Yesterday, I listened to a woman tell the story of her blindness. Like me, she has RP and, like me, she has partial sight. She’s my age, married, no kids. We have much in common.
She told her story to a roomful of people like us. She wept while telling how she’d had to quit her job and stop driving as her eyesight waned. She spoke of walking independently, then with her cane, now with her dog. We all felt for her; her story was our own. We have the bond of a shared disability.
Then she said she can still read her mail. Read it with the naked eye. And I thought, “Read the mail? That ain’t blind.” And I lost my connection with her.
Her talk ended.
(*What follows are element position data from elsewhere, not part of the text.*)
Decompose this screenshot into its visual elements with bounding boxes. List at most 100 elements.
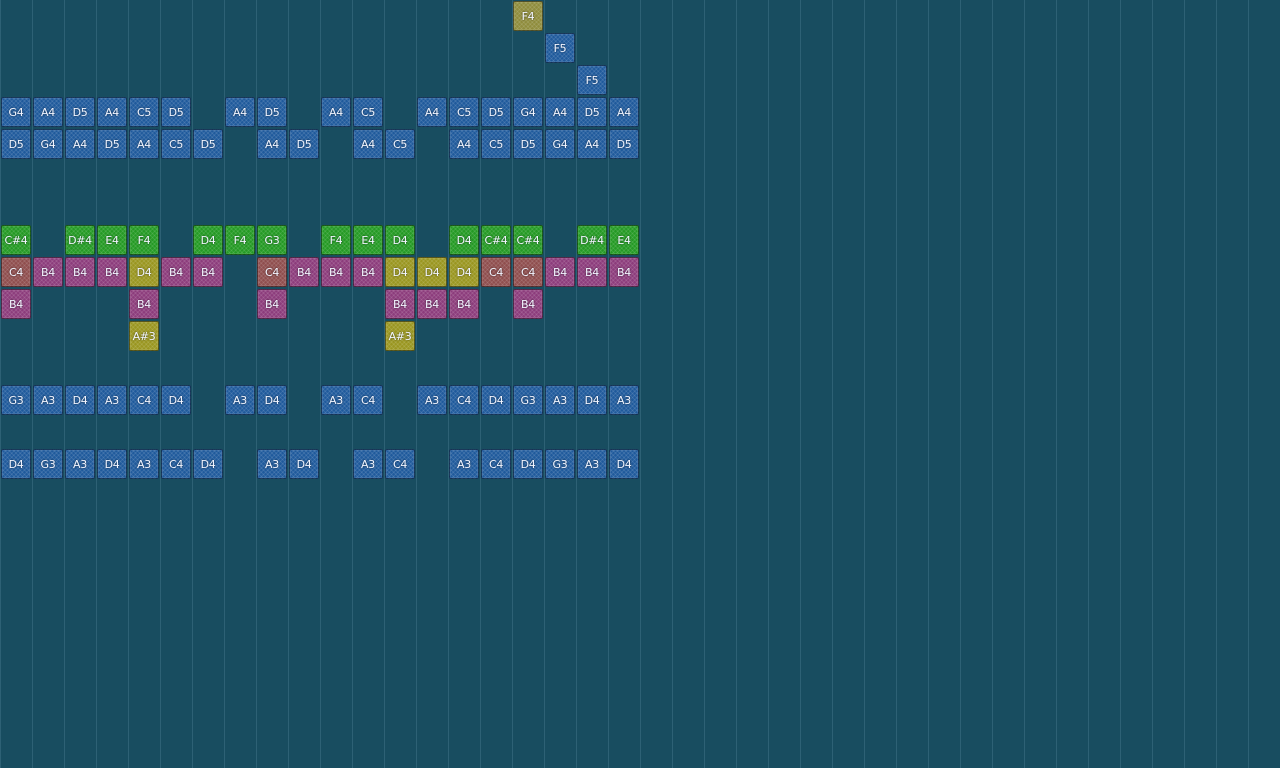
note-block[interactable]: B4 xyxy=(33,257,63,287)
note-block[interactable]: B4 xyxy=(449,289,479,319)
note-block[interactable]: D5 xyxy=(577,97,607,127)
note-block[interactable]: C4 xyxy=(449,385,479,415)
note-block[interactable]: A4 xyxy=(33,97,63,127)
note-block[interactable]: C4 xyxy=(481,257,511,287)
note-block[interactable]: D5 xyxy=(289,129,319,159)
note-block[interactable]: B4 xyxy=(1,289,31,319)
note-block[interactable]: B4 xyxy=(353,257,383,287)
note-block[interactable]: A4 xyxy=(97,97,127,127)
note-block[interactable]: D4 xyxy=(449,257,479,287)
note-block[interactable]: A3 xyxy=(545,385,575,415)
note-block[interactable]: A#3 xyxy=(129,321,159,351)
note-block[interactable]: A4 xyxy=(545,97,575,127)
note-block[interactable]: C4 xyxy=(129,385,159,415)
note-block[interactable]: A4 xyxy=(449,129,479,159)
note-block[interactable]: D4 xyxy=(385,225,415,255)
note-block[interactable]: A3 xyxy=(65,449,95,479)
note-block[interactable]: D4 xyxy=(257,385,287,415)
note-block[interactable]: F4 xyxy=(321,225,351,255)
note-block[interactable]: G3 xyxy=(545,449,575,479)
note-block[interactable]: D5 xyxy=(1,129,31,159)
note-block[interactable]: A3 xyxy=(577,449,607,479)
note-block[interactable]: B4 xyxy=(129,289,159,319)
note-block[interactable]: D#4 xyxy=(577,225,607,255)
note-block[interactable]: G3 xyxy=(1,385,31,415)
note-block[interactable]: D4 xyxy=(289,449,319,479)
note-block[interactable]: B4 xyxy=(321,257,351,287)
note-block[interactable]: B4 xyxy=(193,257,223,287)
note-block[interactable]: A4 xyxy=(577,129,607,159)
note-block[interactable]: G4 xyxy=(545,129,575,159)
note-block[interactable]: A4 xyxy=(65,129,95,159)
note-block[interactable]: G3 xyxy=(513,385,543,415)
note-block[interactable]: A3 xyxy=(225,385,255,415)
note-block[interactable]: A4 xyxy=(321,97,351,127)
note-block[interactable]: D4 xyxy=(577,385,607,415)
note-block[interactable]: G4 xyxy=(1,97,31,127)
note-block[interactable]: D4 xyxy=(449,225,479,255)
note-block[interactable]: C#4 xyxy=(481,225,511,255)
note-block[interactable]: C5 xyxy=(129,97,159,127)
note-block[interactable]: E4 xyxy=(97,225,127,255)
note-block[interactable]: D4 xyxy=(161,385,191,415)
note-block[interactable]: A3 xyxy=(257,449,287,479)
note-block[interactable]: C#4 xyxy=(513,225,543,255)
note-block[interactable]: A4 xyxy=(609,97,639,127)
note-block[interactable]: D#4 xyxy=(65,225,95,255)
note-block[interactable]: D4 xyxy=(1,449,31,479)
note-block[interactable]: D5 xyxy=(65,97,95,127)
note-block[interactable]: C#4 xyxy=(1,225,31,255)
note-block[interactable]: D5 xyxy=(97,129,127,159)
note-block[interactable]: A3 xyxy=(97,385,127,415)
note-block[interactable]: C4 xyxy=(1,257,31,287)
note-block[interactable]: F4 xyxy=(129,225,159,255)
note-block[interactable]: A#3 xyxy=(385,321,415,351)
note-block[interactable]: G4 xyxy=(33,129,63,159)
note-block[interactable]: A3 xyxy=(321,385,351,415)
note-block[interactable]: C4 xyxy=(513,257,543,287)
note-block[interactable]: A4 xyxy=(225,97,255,127)
note-block[interactable]: F5 xyxy=(577,65,607,95)
note-block[interactable]: B4 xyxy=(513,289,543,319)
note-block[interactable]: A3 xyxy=(609,385,639,415)
note-block[interactable]: F4 xyxy=(225,225,255,255)
note-block[interactable]: D5 xyxy=(161,97,191,127)
note-block[interactable]: A3 xyxy=(449,449,479,479)
note-block[interactable]: D4 xyxy=(193,449,223,479)
note-block[interactable]: B4 xyxy=(65,257,95,287)
note-block[interactable]: B4 xyxy=(385,289,415,319)
piano-roll-grid[interactable]: F4 F5 F5 G4 A4 D5 A4 C5 D5 A4 D5 A4 C5 A4 C5 D5 G4 A4 D5 A4… xyxy=(0,0,1280,768)
note-block[interactable]: E4 xyxy=(353,225,383,255)
note-block[interactable]: A4 xyxy=(417,97,447,127)
note-block[interactable]: F5 xyxy=(545,33,575,63)
note-block[interactable]: F4 xyxy=(513,1,543,31)
note-block[interactable]: A4 xyxy=(353,129,383,159)
note-block[interactable]: D4 xyxy=(385,257,415,287)
note-block[interactable]: D5 xyxy=(609,129,639,159)
note-block[interactable]: B4 xyxy=(161,257,191,287)
note-block[interactable]: D4 xyxy=(417,257,447,287)
note-block[interactable]: C5 xyxy=(161,129,191,159)
note-block[interactable]: A4 xyxy=(129,129,159,159)
note-block[interactable]: D5 xyxy=(513,129,543,159)
note-block[interactable]: A3 xyxy=(353,449,383,479)
note-block[interactable]: A3 xyxy=(33,385,63,415)
note-block[interactable]: B4 xyxy=(609,257,639,287)
note-block[interactable]: B4 xyxy=(289,257,319,287)
note-block[interactable]: C5 xyxy=(385,129,415,159)
note-block[interactable]: G4 xyxy=(513,97,543,127)
note-block[interactable]: C4 xyxy=(353,385,383,415)
note-block[interactable]: D5 xyxy=(257,97,287,127)
note-block[interactable]: D4 xyxy=(65,385,95,415)
note-block[interactable]: D4 xyxy=(193,225,223,255)
note-block[interactable]: C5 xyxy=(353,97,383,127)
note-block[interactable]: D4 xyxy=(97,449,127,479)
note-block[interactable]: D4 xyxy=(609,449,639,479)
note-block[interactable]: C4 xyxy=(385,449,415,479)
note-block[interactable]: B4 xyxy=(577,257,607,287)
note-block[interactable]: C5 xyxy=(449,97,479,127)
note-block[interactable]: G3 xyxy=(257,225,287,255)
note-block[interactable]: A3 xyxy=(417,385,447,415)
note-block[interactable]: C4 xyxy=(257,257,287,287)
note-block[interactable]: C4 xyxy=(161,449,191,479)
I shuffled to the bus stop. I could read no street signs, no bus numbers. Five years ago I could. But she can, and she thinks she’s got it bad. The nerve!
I know my reaction had nothing to do with what I see and everything to do with what I feel. And my indignation passed as swiftly as my rush to judgment. Now I feel grief and shame. Profound grief and pain over what I feel I’ve lost. Shame in my arrogance that anyone whom I judge as having lost less than I has not lost at all. Arrogance that I discount another’s ordeal as trivial. From this yardstick, am I then simply a novice, an amateur, to the totally blind? I, who rail against the divisiveness of separating by differences rather than connecting through similarities. Am I that much a hypocrite?
I need balance. I need clarity. I’m taking my quandary to a friend whose kindness and honesty I find enlightening. I’ll let you know what she makes of this. Meanwhile, what do you say?